In the case discussed here, at first admission, the dialysate was clear and abdominal pain disappeared following intraperitoneal administration of ceftazidime, which was effective against
S. paucimobilis. However, peritonitis by the same organism recurred on the 15th day during antibiotic treatment. In this circumstance, adding aminoglycoside or changing antibiotics to imipenem was helpful for treatment of peritonitis caused by
S. paucimobilis
[3], so we decided to use imipenem because the patient had a urine output of more than 1,000 mL per day. According to International Society for Peritoneal Dialysis guidelines, antibiotics dose should be empirically increased by 25% in patients with residual renal function
[11]. However, residual renal function was not considered in deciding the antibiotic dose. Thus, inadequate dosage of antibiotics might be one of the possible causes of treatment failures in this case.

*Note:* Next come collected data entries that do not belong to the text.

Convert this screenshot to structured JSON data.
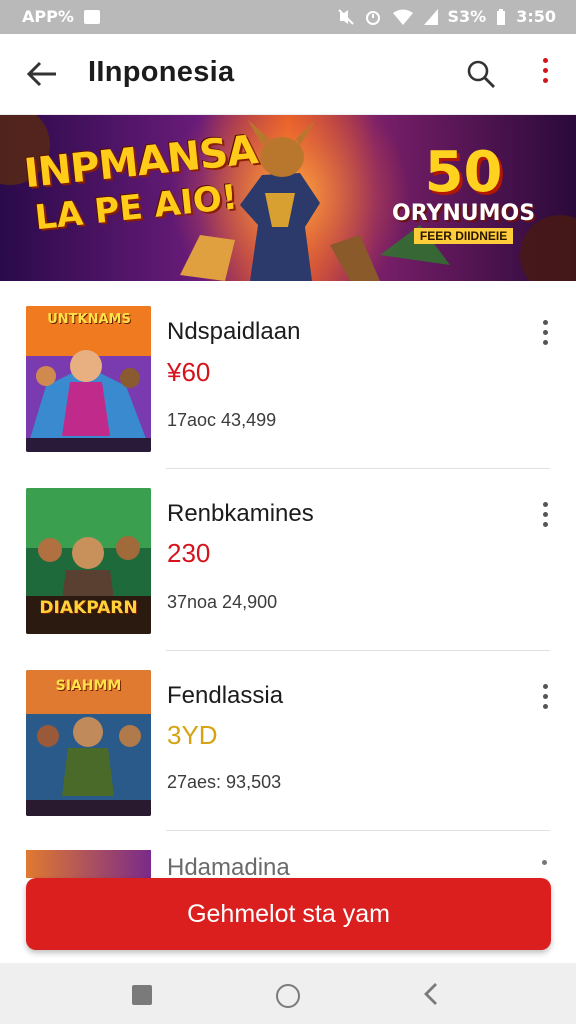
{
  "status_bar": {
    "left_text": "APP%",
    "right_text": "S3%",
    "time": "3:50",
    "icons": [
      "chat-icon",
      "mute-icon",
      "alarm-icon",
      "wifi-icon",
      "signal-icon",
      "battery-icon"
    ]
  },
  "app_bar": {
    "title": "IInponesia",
    "back_icon": "arrow-left-icon",
    "search_icon": "search-icon",
    "more_icon": "more-vertical-icon"
  },
  "banner": {
    "left_line1": "INPMANSA",
    "left_line2": "LA PE AIO!",
    "right_big": "50",
    "right_sub": "ORYNUMOS",
    "right_small": "FEER DIIDNEIE"
  },
  "items": [
    {
      "title": "Ndspaidlaan",
      "price": "¥60",
      "price_color": "#d4141c",
      "meta": "17aoc 43,499",
      "thumb_label": "UNTKNAMS"
    },
    {
      "title": "Renbkamines",
      "price": "230",
      "price_color": "#d4141c",
      "meta": "37noa 24,900",
      "thumb_label": "DIAKPARN"
    },
    {
      "title": "Fendlassia",
      "price": "3YD",
      "price_color": "#d6a312",
      "meta": "27aes: 93,503",
      "thumb_label": "SIAHMM"
    },
    {
      "title": "Hdamadina",
      "price": "",
      "price_color": "#d4141c",
      "meta": "",
      "thumb_label": ""
    }
  ],
  "cta": {
    "label": "Gehmelot sta yam",
    "color": "#db1f1f"
  },
  "nav_bar": {
    "icons": [
      "recents-square-icon",
      "home-circle-icon",
      "back-triangle-icon"
    ]
  }
}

In summary, we report a case of PD-associated peritonitis caused by S. paucimobilis that was treated by catheter removal. Therefore, catheter removal could be considered in cases of PD-associated peritonitis caused by S. paucimobilis. Adequate antibiotics dosage is essential to treat this rare peritonitis, especially in patients with residual renal function.
Conflict of interest
The authors report no conflicts of interest.